In 2001, the government of Gen. Pervez Musharraf decided to levy tax on agricultural incomes and issued a directive to all the provincial governments to go ahead and introduce the tax from July 1. Although some exemptions were incorporated to favour certain sections of the farming community, a positive aspect was that a beginning was being made. It began with the land tax whose collection has remained stuck at a paltry sum of Rs1.5-2 billion. Then, towards the end of Musharraf’s rule, and general elections around, an unsuccessful move was made to federalise tax collection on farm income.
The hard fact is that the constitution exempts farmers from taxes on their incomes from agriculture and only provincial governments are allowed to levy a land tax. The federal government cannot directly impose taxes on farm incomes or land. The political power of large landowners has prevented Islamabad from seeking such a change in the constitution and also discouraging the provincial governments from using their authority to levy farm income taxes.

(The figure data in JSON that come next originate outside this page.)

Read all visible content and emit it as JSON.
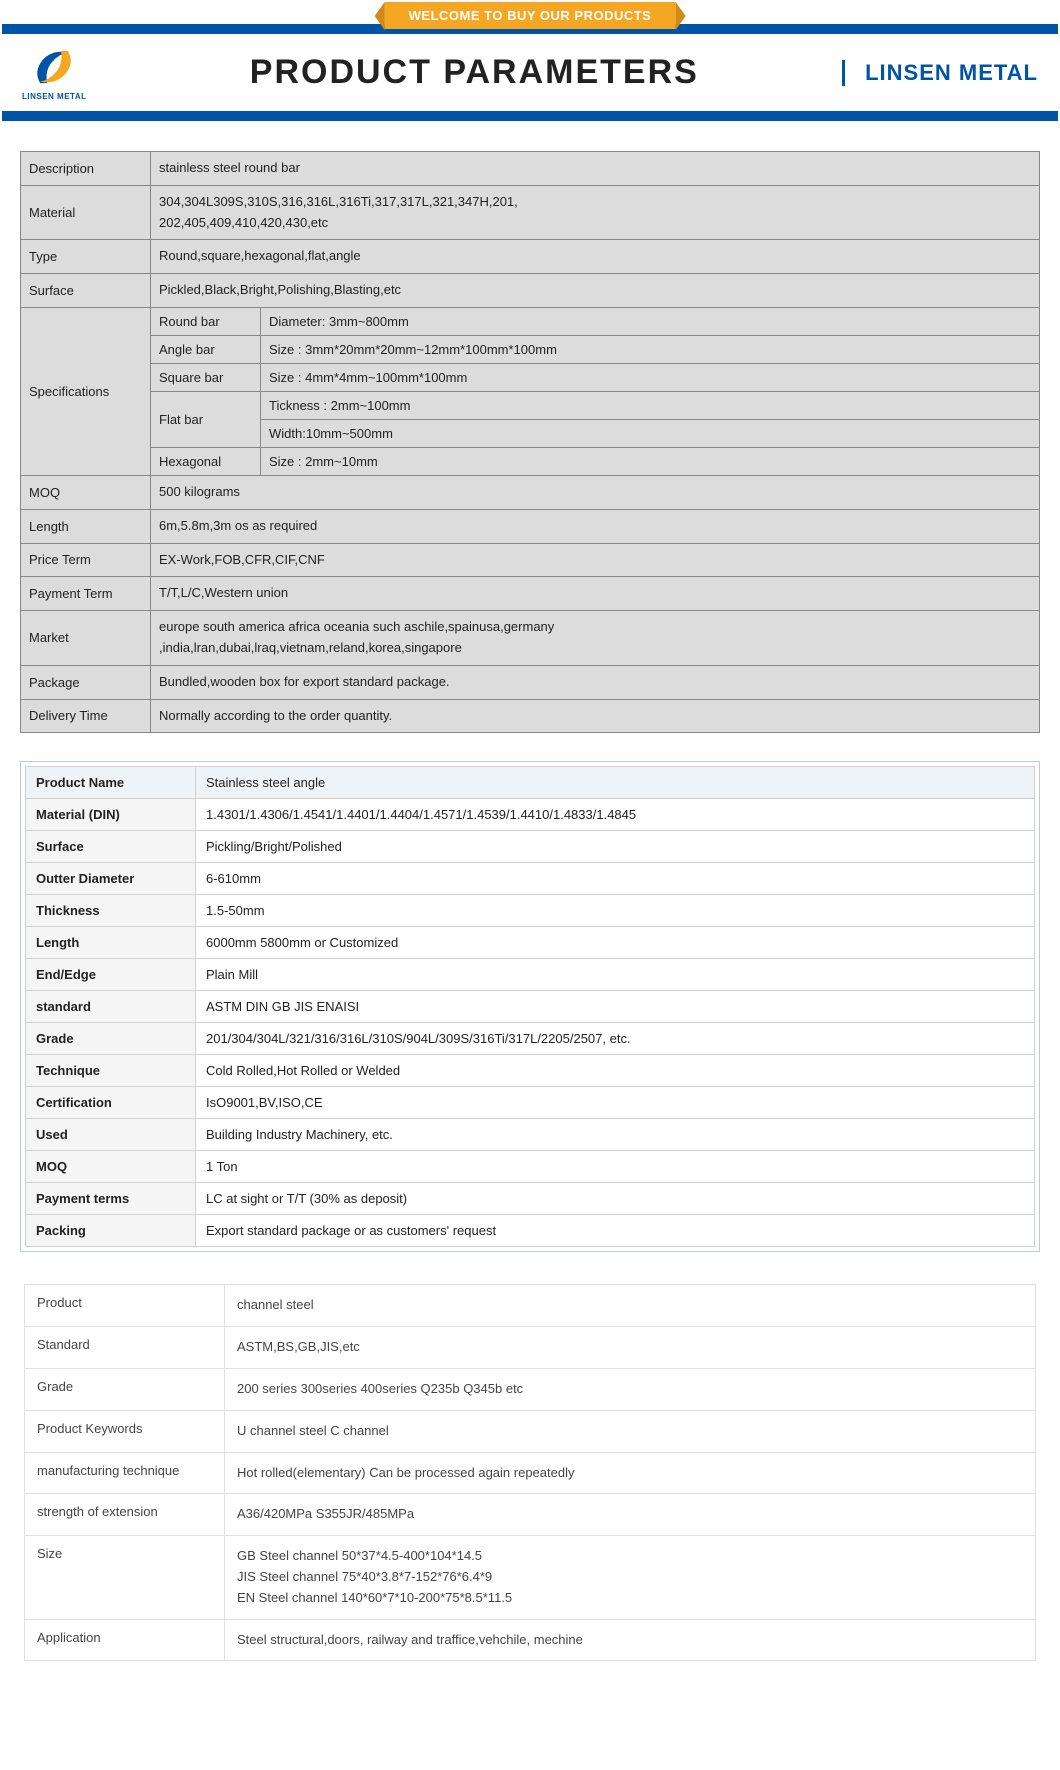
{
  "header": {
    "welcome": "WELCOME TO BUY OUR PRODUCTS",
    "title": "PRODUCT PARAMETERS",
    "brand": "LINSEN METAL",
    "logo_caption": "LINSEN METAL",
    "colors": {
      "primary": "#0054a6",
      "accent": "#f5a623",
      "text": "#222222",
      "table1_bg": "#dcdcdc",
      "table1_border": "#888888",
      "table2_border": "#d0d0d0",
      "table2_key_bg": "#f5f5f5",
      "table2_head_bg": "#eef3f8",
      "table3_border": "#e0e0e0"
    }
  },
  "table1": {
    "rows": [
      {
        "k": "Description",
        "v": "stainless steel round bar"
      },
      {
        "k": "Material",
        "v": "304,304L309S,310S,316,316L,316Ti,317,317L,321,347H,201,\n202,405,409,410,420,430,etc"
      },
      {
        "k": "Type",
        "v": "Round,square,hexagonal,flat,angle"
      },
      {
        "k": "Surface",
        "v": "Pickled,Black,Bright,Polishing,Blasting,etc"
      }
    ],
    "specs": {
      "label": "Specifications",
      "items": [
        {
          "k": "Round bar",
          "v": "Diameter: 3mm~800mm"
        },
        {
          "k": "Angle bar",
          "v": "Size : 3mm*20mm*20mm~12mm*100mm*100mm"
        },
        {
          "k": "Square bar",
          "v": "Size : 4mm*4mm~100mm*100mm"
        },
        {
          "k": "Flat bar",
          "v": "Tickness : 2mm~100mm",
          "v2": "Width:10mm~500mm"
        },
        {
          "k": "Hexagonal",
          "v": "Size : 2mm~10mm"
        }
      ]
    },
    "rows2": [
      {
        "k": "MOQ",
        "v": "500 kilograms"
      },
      {
        "k": "Length",
        "v": "6m,5.8m,3m os as required"
      },
      {
        "k": "Price Term",
        "v": "EX-Work,FOB,CFR,CIF,CNF"
      },
      {
        "k": "Payment Term",
        "v": "T/T,L/C,Western union"
      },
      {
        "k": "Market",
        "v": "europe south america africa oceania such aschile,spainusa,germany\n,india,lran,dubai,lraq,vietnam,reland,korea,singapore"
      },
      {
        "k": "Package",
        "v": "Bundled,wooden box for export standard package."
      },
      {
        "k": "Delivery Time",
        "v": "Normally according to the order quantity."
      }
    ]
  },
  "table2": {
    "rows": [
      {
        "k": "Product Name",
        "v": "Stainless steel angle"
      },
      {
        "k": "Material (DIN)",
        "v": "1.4301/1.4306/1.4541/1.4401/1.4404/1.4571/1.4539/1.4410/1.4833/1.4845"
      },
      {
        "k": "Surface",
        "v": "Pickling/Bright/Polished"
      },
      {
        "k": "Outter Diameter",
        "v": "6-610mm"
      },
      {
        "k": "Thickness",
        "v": "1.5-50mm"
      },
      {
        "k": "Length",
        "v": "6000mm 5800mm or Customized"
      },
      {
        "k": "End/Edge",
        "v": "Plain Mill"
      },
      {
        "k": "standard",
        "v": "ASTM DIN GB JIS ENAISI"
      },
      {
        "k": "Grade",
        "v": "201/304/304L/321/316/316L/310S/904L/309S/316Ti/317L/2205/2507, etc."
      },
      {
        "k": "Technique",
        "v": "Cold Rolled,Hot Rolled or Welded"
      },
      {
        "k": "Certification",
        "v": "IsO9001,BV,ISO,CE"
      },
      {
        "k": "Used",
        "v": "Building Industry Machinery, etc."
      },
      {
        "k": "MOQ",
        "v": "1 Ton"
      },
      {
        "k": "Payment terms",
        "v": "LC at sight or T/T (30% as deposit)"
      },
      {
        "k": "Packing",
        "v": "Export standard package or as customers' request"
      }
    ]
  },
  "table3": {
    "rows": [
      {
        "k": "Product",
        "v": "channel steel"
      },
      {
        "k": "Standard",
        "v": "ASTM,BS,GB,JIS,etc"
      },
      {
        "k": "Grade",
        "v": "200 series 300series 400series Q235b Q345b etc"
      },
      {
        "k": "Product Keywords",
        "v": "U channel steel C channel"
      },
      {
        "k": "manufacturing technique",
        "v": "Hot rolled(elementary) Can be processed again repeatedly"
      },
      {
        "k": "strength of extension",
        "v": "A36/420MPa S355JR/485MPa"
      },
      {
        "k": "Size",
        "v": "GB Steel channel 50*37*4.5-400*104*14.5\nJIS Steel channel 75*40*3.8*7-152*76*6.4*9\nEN Steel channel 140*60*7*10-200*75*8.5*11.5"
      },
      {
        "k": "Application",
        "v": "Steel structural,doors, railway and traffice,vehchile, mechine"
      }
    ]
  }
}
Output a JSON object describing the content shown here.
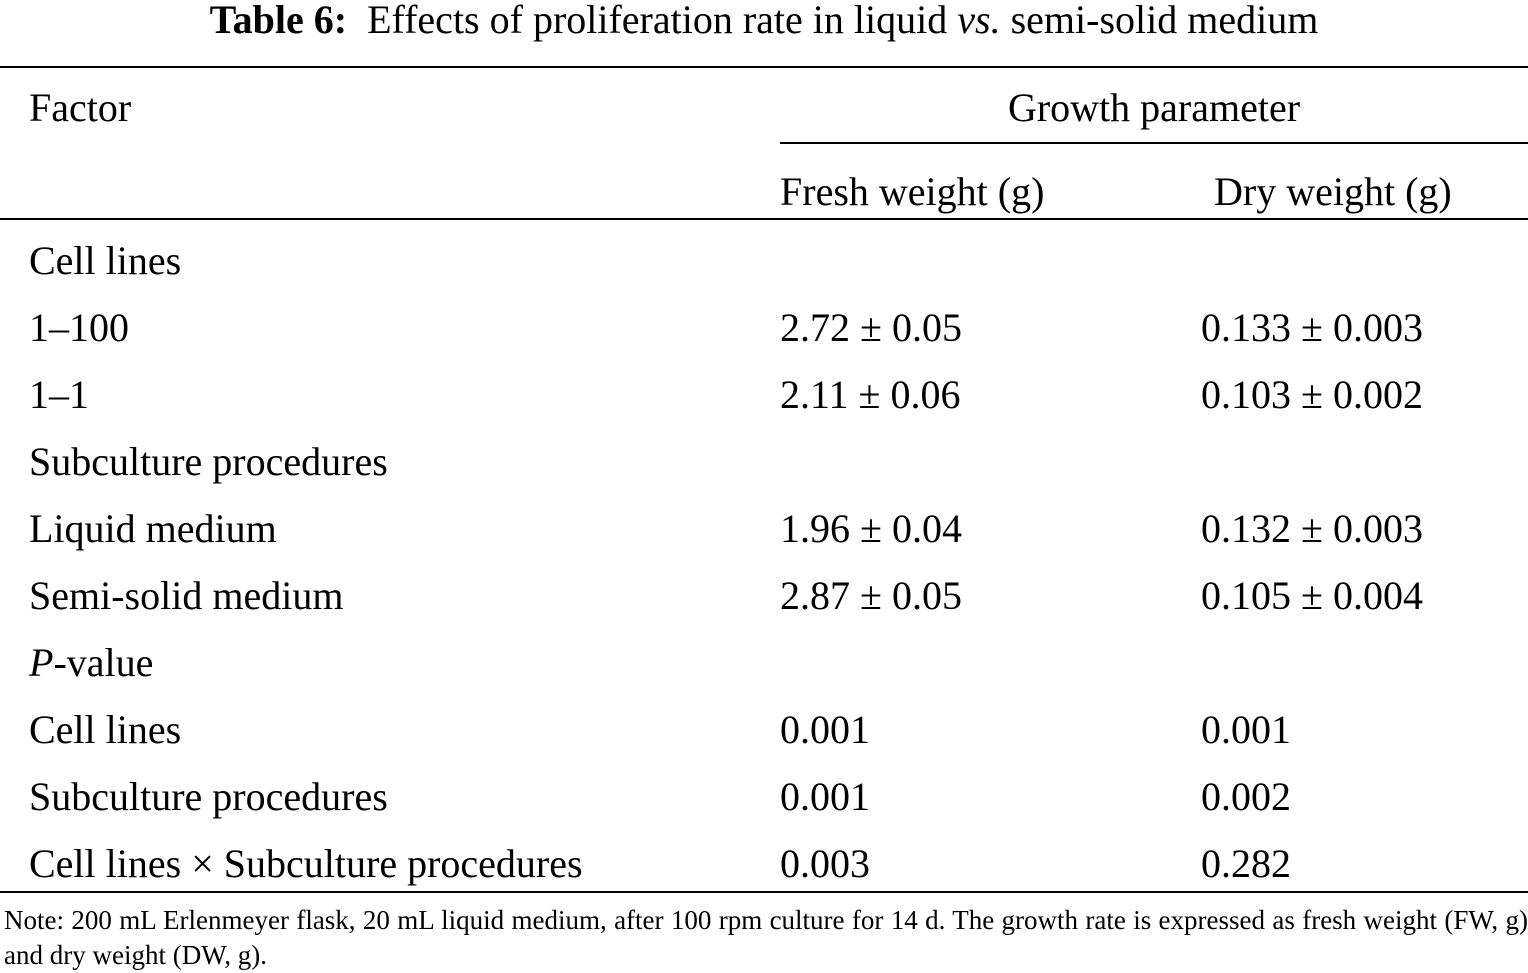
{
  "caption": {
    "label": "Table 6:",
    "text_before": "Effects of proliferation rate in liquid",
    "text_italic": "vs.",
    "text_after": "semi-solid medium"
  },
  "header": {
    "factor": "Factor",
    "group": "Growth parameter",
    "fresh": "Fresh weight (g)",
    "dry": "Dry weight (g)"
  },
  "rows": [
    {
      "factor": "Cell lines",
      "fresh": "",
      "dry": ""
    },
    {
      "factor": "1–100",
      "fresh": "2.72 ± 0.05",
      "dry": "0.133 ± 0.003"
    },
    {
      "factor": "1–1",
      "fresh": "2.11 ± 0.06",
      "dry": "0.103 ± 0.002"
    },
    {
      "factor": "Subculture procedures",
      "fresh": "",
      "dry": ""
    },
    {
      "factor": "Liquid medium",
      "fresh": "1.96 ± 0.04",
      "dry": "0.132 ± 0.003"
    },
    {
      "factor": "Semi-solid medium",
      "fresh": "2.87 ± 0.05",
      "dry": "0.105 ± 0.004"
    },
    {
      "factor_italic": "P",
      "factor": "-value",
      "fresh": "",
      "dry": ""
    },
    {
      "factor": "Cell lines",
      "fresh": "0.001",
      "dry": "0.001"
    },
    {
      "factor": "Subculture procedures",
      "fresh": "0.001",
      "dry": "0.002"
    },
    {
      "factor": "Cell lines × Subculture procedures",
      "fresh": "0.003",
      "dry": "0.282"
    }
  ],
  "note": "Note: 200 mL Erlenmeyer flask, 20 mL liquid medium, after 100 rpm culture for 14 d. The growth rate is expressed as fresh weight (FW, g) and dry weight (DW, g)."
}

The only direct tax on agricultural producers, hence, happens to be land revenue or land tax. The federal government has, however, instituted a small wealth tax on agricultural land but collection from this tax are often about one-tenth of the land revenue.
Because of this peculiar situation, the agriculture sector has become a tax shelter for other forms of income. To avoid income taxes, some businesses transfer their incomes to agriculture and enjoy exemption on a large proportion of their taxable earnings.
The donor agencies have often brought this fact to the notice of Islamabad and pointed out that the exemption of agriculture sector from income tax laws has motivated industrialists to buy farm lands to hide their actual income. Owning big farms in the suburban areas in big cities is a matter of status as well as a source of weekend fun for corporate executives. But more than that, it provides a cover to all kinds of earnings when shown as agricultural income.
So, the farm sector has become a source of tax evasion instead of contributing revenue to the exchequer. By levying the same tax on agricultural incomes as being applied to other sectors, the government can earn substantial revenues over the medium term. And, by sparing agriculture, the government also puts a heavy tax burden on the rest of the economy.
The feudal lobby has always argued that the agriculture sector had been taxed quite heavily through indirect and implicit taxes in the past and substantial resources were transferred to other sectors. These policies distorted the allocation of resources. However, the measures taken in the 1990s have certainly weakened this argument. Major changes in the land revenue system were introduced in 1975. And now the government’s procurement prices for farm produce, specially wheat have been significantly raised.
The Finance Act of 1977 represented a breakthrough as it removed the exemption of agricultural incomes from taxation. But after the military coup, Gen Zia suspended the Finance Act and restored the tax exemption on agricultural incomes by promulgating an income tax ordinance in 1979 and reintroduced the land revenue with higher rates.
Under the Finance Act of 1977, the tax on farm incomes was to be collected by the federal government but the proceeds were to be deposited directly in the account of the province from where the revenue was raised.
As part of the ESAF and EFF negotiated with the IMF in September 1997, the then government had committed itself to a strategy to tax agricultural wealth and incomes. It was to be implemented in two stages – first, a uniform land-based tax for all the provinces and, second, to move from land-based tax to agricultural income tax in the medium-term. By terms of the agreement, an agricultural income tax was expected to be in place some time in the early 21st century.